Let's say I have a hot loop that looks like this (it's in C, but this question applies to compiled imperative languages in general):
int max_dist = some_value;
for (int x = min_x; x <= max_x; ++x)
{
for (int y = min_y; y <= max_y; ++y)
{
if (x * x + y * y > max_dist * max_dist)
continue;
do_something(x, y);
}
}
Would a compiler like Roslyn, MSVC, or GCC be able to optimize the loop to look something like this?
int max_dist = some_value;
int max_dist_sq = max_dist * max_dist;
for (int x = min_x; x <= max_x; ++x)
{
int x_sq = x * x;
for (int y = min_y; y <= max_y; ++y)
{
if (x_sq + y * y > max_dist_sq)
continue;
do_something(x, y);
}
}
Or is that beyond the scope of what a compiler would normally attempt?
This is called loop-invariant code motion (LICM) and it is common. That said, it may not happen even when it looks like it's possible, for example:
It is not a given that moving a computation out of a loop will help, since the computation may be (nearly-)trivial in cost, for different reasons: eg spare ALU capacity in a latency-limited loop, or a "free" operation being done as part of a complex addressing mode. At the same time, moving an operation out of a loop ties up a register with a live-range that spans the entire loop, which may complicate register allocation and even cost an extra spill, so it may not be free.
Depending on the situation, other optimizations may be performed that make LICM unnecessary.
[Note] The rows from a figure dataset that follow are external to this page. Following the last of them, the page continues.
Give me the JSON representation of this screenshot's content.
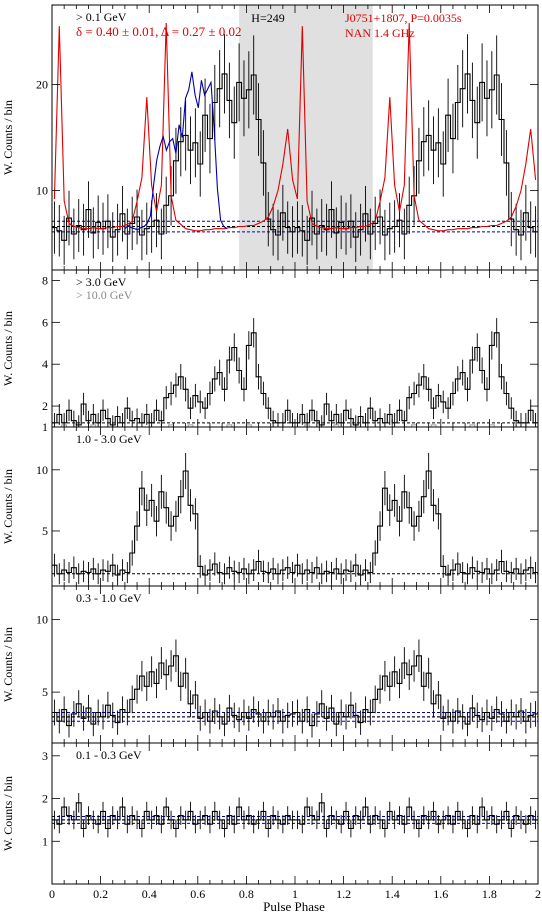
{
  "figure": {
    "xlabel": "Pulse Phase",
    "xlim": [
      0,
      2
    ],
    "xticks": [
      "0",
      "0.2",
      "0.4",
      "0.6",
      "0.8",
      "1",
      "1.2",
      "1.4",
      "1.6",
      "1.8",
      "2"
    ]
  },
  "chart_data": [
    {
      "type": "line",
      "panel": "top",
      "ylabel": "W. Counts / bin",
      "labels": {
        "energy": "> 0.1 GeV",
        "htest": "H=249",
        "source": "J0751+1807, P=0.0035s",
        "radio": "NAN 1.4 GHz",
        "peak_fit": "δ = 0.40 ± 0.01, Δ = 0.27 ± 0.02"
      },
      "ylim": [
        2.5,
        27.5
      ],
      "yticks": [
        10,
        20
      ],
      "shaded_phase": [
        0.77,
        1.32
      ],
      "background_black": 6.6,
      "background_blue": [
        6.1,
        6.6,
        7.1
      ],
      "colors": {
        "data": "#000000",
        "radio": "#e00000",
        "fit": "#0000aa",
        "shade": "#e0e0e0"
      },
      "series": [
        {
          "values": [
            6.5,
            6.2,
            5.3,
            7.4,
            5.9,
            6.7,
            6.3,
            8.2,
            6.0,
            7.0,
            6.4,
            7.1,
            5.6,
            6.3,
            7.8,
            5.9,
            6.9,
            7.5,
            5.8,
            6.4,
            6.6,
            7.2,
            5.9,
            8.6,
            9.5,
            12.8,
            14.6,
            15.2,
            13.8,
            14.5,
            12.5,
            17.1,
            14.9,
            18.3,
            19.6,
            21.0,
            18.5,
            16.4,
            20.2,
            18.7,
            19.5,
            20.9,
            16.7,
            12.6,
            7.3,
            6.3,
            5.8,
            7.9,
            6.5,
            6.1
          ]
        },
        {
          "name": "NAN 1.4 GHz",
          "values": [
            9.2,
            25.5,
            9.0,
            6.9,
            6.6,
            6.5,
            6.4,
            6.4,
            6.5,
            6.4,
            6.4,
            6.5,
            6.5,
            6.6,
            6.6,
            6.8,
            7.1,
            9.0,
            11.2,
            18.8,
            10.5,
            8.0,
            10.5,
            25.8,
            9.5,
            7.2,
            6.8,
            6.4,
            6.3,
            6.2,
            6.2,
            6.3,
            6.3,
            6.4,
            6.4,
            6.4,
            6.5,
            6.5,
            6.6,
            6.6,
            6.7,
            6.7,
            6.9,
            7.1,
            7.5,
            8.5,
            10.0,
            12.5,
            15.8,
            11.0
          ]
        },
        {
          "values": [
            6.4,
            6.7,
            6.5,
            6.4,
            6.3,
            6.5,
            6.6,
            6.9,
            7.6,
            10.5,
            12.9,
            14.2,
            15.1,
            13.8,
            14.6,
            14.9,
            13.5,
            16.2,
            15.0,
            18.7,
            19.5,
            21.2,
            19.0,
            17.8,
            20.4,
            19.0,
            19.6,
            20.2,
            15.8,
            10.2,
            7.2,
            6.6,
            6.4
          ]
        }
      ]
    },
    {
      "type": "line",
      "panel": "p2",
      "ylabel": "W. Counts / bin",
      "labels": {
        "energy": "> 3.0 GeV",
        "energy2": "> 10.0 GeV"
      },
      "ylim": [
        1,
        8.5
      ],
      "yticks": [
        1,
        2,
        4,
        6,
        8
      ],
      "background": 1.2,
      "series": [
        {
          "values": [
            1.2,
            1.6,
            1.2,
            1.8,
            1.3,
            1.1,
            2.1,
            1.3,
            1.6,
            1.2,
            1.8,
            1.4,
            1.1,
            1.5,
            1.2,
            1.9,
            1.3,
            1.4,
            1.2,
            1.6,
            1.2,
            1.8,
            1.3,
            2.4,
            2.6,
            3.0,
            3.4,
            2.8,
            1.9,
            2.5,
            2.2,
            1.9,
            2.6,
            3.3,
            3.6,
            2.8,
            4.2,
            4.8,
            3.7,
            2.8,
            4.9,
            5.5,
            3.4,
            2.6,
            1.9,
            1.3,
            1.2,
            1.2,
            1.8,
            1.2
          ]
        },
        {
          "name": "> 10.0 GeV",
          "values": [
            1.0,
            1.0,
            1.1,
            1.0,
            1.0,
            1.0,
            1.0,
            1.0,
            1.1,
            1.0,
            1.0,
            1.0,
            1.0,
            1.0,
            1.0,
            1.0,
            1.0,
            1.0,
            1.0,
            1.0,
            1.0,
            1.0,
            1.0,
            1.0,
            1.1,
            1.0,
            1.0,
            1.0,
            1.1,
            1.0,
            1.0,
            1.0,
            1.0,
            1.0,
            1.0,
            1.0,
            1.1,
            1.0,
            1.0,
            1.0,
            1.1,
            1.0,
            1.0,
            1.0,
            1.0,
            1.0,
            1.0,
            1.0,
            1.0,
            1.0
          ]
        }
      ]
    },
    {
      "type": "line",
      "panel": "p3",
      "ylabel": "W. Counts / bin",
      "labels": {
        "energy": "1.0 - 3.0 GeV"
      },
      "ylim": [
        0.5,
        13.5
      ],
      "yticks": [
        5,
        10
      ],
      "background": 1.5,
      "series": [
        {
          "values": [
            2.2,
            1.5,
            1.8,
            1.6,
            2.0,
            1.5,
            1.7,
            1.6,
            1.9,
            1.5,
            1.8,
            1.7,
            2.2,
            1.4,
            1.8,
            1.6,
            3.2,
            5.4,
            8.5,
            6.7,
            7.5,
            5.8,
            8.2,
            6.9,
            5.4,
            6.2,
            7.8,
            9.9,
            7.1,
            6.4,
            2.1,
            1.4,
            1.8,
            2.3,
            1.6,
            1.5,
            2.0,
            1.7,
            1.6,
            1.9,
            1.5,
            1.8,
            2.5,
            1.7,
            1.6,
            1.9,
            1.5,
            1.8,
            2.0,
            1.6
          ]
        }
      ]
    },
    {
      "type": "line",
      "panel": "p4",
      "ylabel": "W. Counts / bin",
      "labels": {
        "energy": "0.3 - 1.0 GeV"
      },
      "ylim": [
        1.5,
        12.3
      ],
      "yticks": [
        5,
        10
      ],
      "background_black": 3.3,
      "background_blue": [
        3.0,
        3.3,
        3.6
      ],
      "series": [
        {
          "values": [
            3.6,
            3.0,
            3.8,
            2.7,
            3.5,
            4.2,
            3.2,
            3.9,
            2.8,
            3.6,
            3.3,
            4.1,
            3.4,
            2.9,
            3.8,
            3.6,
            4.5,
            5.2,
            6.1,
            5.4,
            6.4,
            5.6,
            7.0,
            6.2,
            6.8,
            7.5,
            5.4,
            6.3,
            4.2,
            4.8,
            3.2,
            3.6,
            3.0,
            3.7,
            3.3,
            2.8,
            3.9,
            3.4,
            3.1,
            3.6,
            3.2,
            3.8,
            3.5,
            3.0,
            3.6,
            3.3,
            3.7,
            3.0,
            3.4,
            3.5
          ]
        }
      ]
    },
    {
      "type": "line",
      "panel": "p5",
      "ylabel": "W. Counts / bin",
      "labels": {
        "energy": "0.1 - 0.3 GeV"
      },
      "ylim": [
        0,
        3.3
      ],
      "yticks": [
        1,
        2,
        3
      ],
      "background_black": 1.5,
      "background_blue": [
        1.42,
        1.5,
        1.58
      ],
      "series": [
        {
          "values": [
            1.5,
            1.4,
            1.8,
            1.6,
            1.5,
            1.9,
            1.3,
            1.6,
            1.5,
            1.4,
            1.7,
            1.3,
            1.6,
            1.5,
            1.8,
            1.4,
            1.6,
            1.5,
            1.3,
            1.7,
            1.5,
            1.6,
            1.4,
            1.8,
            1.5,
            1.3,
            1.6,
            1.5,
            1.7,
            1.4,
            1.5,
            1.6,
            1.4,
            1.7,
            1.5,
            1.3,
            1.6,
            1.4,
            1.8,
            1.5,
            1.6,
            1.4,
            1.5,
            1.7,
            1.3,
            1.6,
            1.5,
            1.4,
            1.6,
            1.5
          ]
        }
      ]
    }
  ]
}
For example if a value that was computed in a loop is never used, the computation would likely not be moved but removed entirely. Or if a value is constant, there would likely not be any associated computation. For example this code:
extern void do_something(int x, int y);
void test(int min_x, int max_x, int min_y, int max_y)
{
int max_dist = 9999;
for (int x = min_x; x <= max_x; ++x)
{
for (int y = min_y; y <= max_y; ++y)
{
if (x * x + y * y > max_dist * max_dist)
continue;
do_something(x, y);
}
}
}
Compiled with Clang 18.1.0 -O2
, the inner loop looks like:
.LBB0_4: # Parent Loop BB0_2 Depth=1
mov eax, r12d
imul eax, r12d
add eax, ebx
cmp eax, 99980001
ja .LBB0_6
mov edi, r15d
mov esi, r12d
call do_something(int, int)@PLT
jmp .LBB0_6
y
is squared here, but x * x
is computed outside of this loop, and max_dist * max_dist
is a constant.
As another example, if I change max_dist
such that its square exceeds the range of an int
(triggering UB in a form that is known at compile time) then Clang just nukes the whole thing, so there's not really LICM to speak of..